The preparation work for the upcoming Annual Meeting 2016 of the World Economic Forum in Davos, Jan. 14, 2016.Andy Mettler/swiss-image.ch/World Economic Forum
Being an energy superpower and possessing the second largest nuclear arsenal in the world, Russia will continue playing an active role in geopolitics, says a report based on a survey of 750 members of the World Economic Forum and published a week before the official opening of the World Economic Forum in Davos, Switzerland on January 20.
The report states:
"After the annexation of Crimea no clear political solution to the current conflict in Eastern Ukraine can be seen on the horizon. The EU-U.S. sanctions in place against Russia combined with low oil prices have damaged the Russian economy, but still have not led to the expected political turnaround (from Moscow)."
The desire of leading powers to contain Russia contradicts their overtures of cooperation with them in the fight against ISIS. Russia's future depends on the balance between modernization and support from oil exports, as well as the fact that the current government more and more often looks eastwards with the hope of strengthening political-economic ties. Western countries, which have reduced their defense spending and are busy solving domestic problems, may encounter a lack of resources and political will to follow through on their long-term strategic goals.
However, Russia is faced with non-geopolitical challenges, as well. In 2016 Moscow and its partners in Central Asia (in the report they are grouped together in one region) face a 100-percent likelihood of encountering a budget deficit due to the fall of oil prices and a decrease in domestic demand. The relative falling of prices of goods from this region on the world market will not help the state treasury replenish its reserves.
“Conditions of average prospects of economic growth in the region will lead to unemployment, which is one of the five most significant risks,” according to the study.

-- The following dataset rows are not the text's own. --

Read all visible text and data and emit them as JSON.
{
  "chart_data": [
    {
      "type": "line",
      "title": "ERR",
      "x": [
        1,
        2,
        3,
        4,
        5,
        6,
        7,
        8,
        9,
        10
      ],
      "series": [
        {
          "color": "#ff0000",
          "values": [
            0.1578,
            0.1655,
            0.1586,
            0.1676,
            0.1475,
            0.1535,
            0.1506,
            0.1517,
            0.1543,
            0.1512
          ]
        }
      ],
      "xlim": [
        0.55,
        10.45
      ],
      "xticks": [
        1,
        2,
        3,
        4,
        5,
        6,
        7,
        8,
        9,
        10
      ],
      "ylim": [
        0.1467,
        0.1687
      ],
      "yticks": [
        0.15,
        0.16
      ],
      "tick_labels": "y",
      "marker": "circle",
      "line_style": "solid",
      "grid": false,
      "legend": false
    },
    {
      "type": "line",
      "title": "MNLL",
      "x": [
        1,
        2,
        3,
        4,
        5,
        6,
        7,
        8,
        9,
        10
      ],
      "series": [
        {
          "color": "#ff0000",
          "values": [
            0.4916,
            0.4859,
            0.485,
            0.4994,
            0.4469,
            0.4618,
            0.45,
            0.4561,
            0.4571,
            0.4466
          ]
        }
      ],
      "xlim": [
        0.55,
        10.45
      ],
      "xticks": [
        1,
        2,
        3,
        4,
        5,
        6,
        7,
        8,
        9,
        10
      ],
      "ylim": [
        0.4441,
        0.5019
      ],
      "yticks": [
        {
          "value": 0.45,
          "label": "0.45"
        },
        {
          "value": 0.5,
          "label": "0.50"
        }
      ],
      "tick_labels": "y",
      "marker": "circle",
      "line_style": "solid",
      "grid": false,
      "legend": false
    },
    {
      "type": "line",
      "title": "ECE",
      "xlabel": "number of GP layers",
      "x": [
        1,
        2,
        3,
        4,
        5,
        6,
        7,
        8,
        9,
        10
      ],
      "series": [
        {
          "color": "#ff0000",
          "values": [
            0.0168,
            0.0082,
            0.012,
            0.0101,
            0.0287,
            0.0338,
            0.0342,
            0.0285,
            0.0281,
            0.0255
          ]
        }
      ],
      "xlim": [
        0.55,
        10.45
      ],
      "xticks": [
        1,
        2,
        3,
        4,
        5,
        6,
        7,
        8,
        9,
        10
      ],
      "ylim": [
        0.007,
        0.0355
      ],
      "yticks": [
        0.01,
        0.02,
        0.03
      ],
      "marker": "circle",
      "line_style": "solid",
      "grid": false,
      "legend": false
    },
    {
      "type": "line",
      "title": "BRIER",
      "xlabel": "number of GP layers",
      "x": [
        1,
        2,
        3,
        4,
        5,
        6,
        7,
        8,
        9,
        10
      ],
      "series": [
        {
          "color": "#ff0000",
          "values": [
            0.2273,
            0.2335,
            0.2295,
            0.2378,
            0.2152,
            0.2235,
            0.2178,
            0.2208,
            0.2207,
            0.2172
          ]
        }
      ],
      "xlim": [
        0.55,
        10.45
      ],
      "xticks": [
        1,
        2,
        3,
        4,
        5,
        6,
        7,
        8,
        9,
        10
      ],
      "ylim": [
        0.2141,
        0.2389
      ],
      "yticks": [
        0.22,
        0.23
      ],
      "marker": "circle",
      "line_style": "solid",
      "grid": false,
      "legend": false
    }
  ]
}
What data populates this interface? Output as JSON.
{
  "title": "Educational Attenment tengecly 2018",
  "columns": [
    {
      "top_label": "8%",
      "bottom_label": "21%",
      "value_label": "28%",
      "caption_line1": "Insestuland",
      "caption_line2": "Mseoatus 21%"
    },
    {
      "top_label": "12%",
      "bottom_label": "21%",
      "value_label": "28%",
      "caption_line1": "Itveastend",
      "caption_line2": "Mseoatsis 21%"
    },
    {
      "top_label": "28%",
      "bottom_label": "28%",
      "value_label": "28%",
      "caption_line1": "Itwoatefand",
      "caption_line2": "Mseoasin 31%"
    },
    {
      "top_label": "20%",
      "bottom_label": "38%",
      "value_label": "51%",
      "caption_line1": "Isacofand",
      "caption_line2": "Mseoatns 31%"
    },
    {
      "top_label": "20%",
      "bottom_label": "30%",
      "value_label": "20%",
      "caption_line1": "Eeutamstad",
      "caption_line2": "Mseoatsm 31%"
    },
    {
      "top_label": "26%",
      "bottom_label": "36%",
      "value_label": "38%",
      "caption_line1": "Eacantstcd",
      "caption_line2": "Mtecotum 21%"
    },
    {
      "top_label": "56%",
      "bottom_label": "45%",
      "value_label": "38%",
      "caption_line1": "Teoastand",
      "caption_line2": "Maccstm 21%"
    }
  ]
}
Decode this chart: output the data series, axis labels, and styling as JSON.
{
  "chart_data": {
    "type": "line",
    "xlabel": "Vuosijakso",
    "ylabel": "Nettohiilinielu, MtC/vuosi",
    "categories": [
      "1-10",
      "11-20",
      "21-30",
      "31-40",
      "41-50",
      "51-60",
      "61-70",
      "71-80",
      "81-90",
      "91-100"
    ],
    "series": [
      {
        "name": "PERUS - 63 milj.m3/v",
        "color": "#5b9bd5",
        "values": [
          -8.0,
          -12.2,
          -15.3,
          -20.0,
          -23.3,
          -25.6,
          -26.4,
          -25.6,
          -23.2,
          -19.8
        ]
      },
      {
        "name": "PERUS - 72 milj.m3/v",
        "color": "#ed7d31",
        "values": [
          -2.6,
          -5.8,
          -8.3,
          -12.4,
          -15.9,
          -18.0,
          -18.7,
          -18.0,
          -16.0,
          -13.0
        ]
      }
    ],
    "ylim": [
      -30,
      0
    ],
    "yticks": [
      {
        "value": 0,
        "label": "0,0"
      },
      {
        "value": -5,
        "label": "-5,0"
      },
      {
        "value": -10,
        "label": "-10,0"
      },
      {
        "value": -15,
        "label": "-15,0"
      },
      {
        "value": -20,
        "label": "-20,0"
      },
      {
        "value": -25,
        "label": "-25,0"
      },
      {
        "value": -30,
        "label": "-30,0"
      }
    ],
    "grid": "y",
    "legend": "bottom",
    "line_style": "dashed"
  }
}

Analysts predict that there is an 86-percent probability that Russia and its neighbors will experience inflation. This situation will be brought about by the devaluation of national currencies in relation to the dollar, the reduction of state reserves, hyperinflation similar to what Russia witnessed in the 1990s, as well as the probable inability of the government to carry out deep structural and budgetary reforms necessary for supporting economic growth.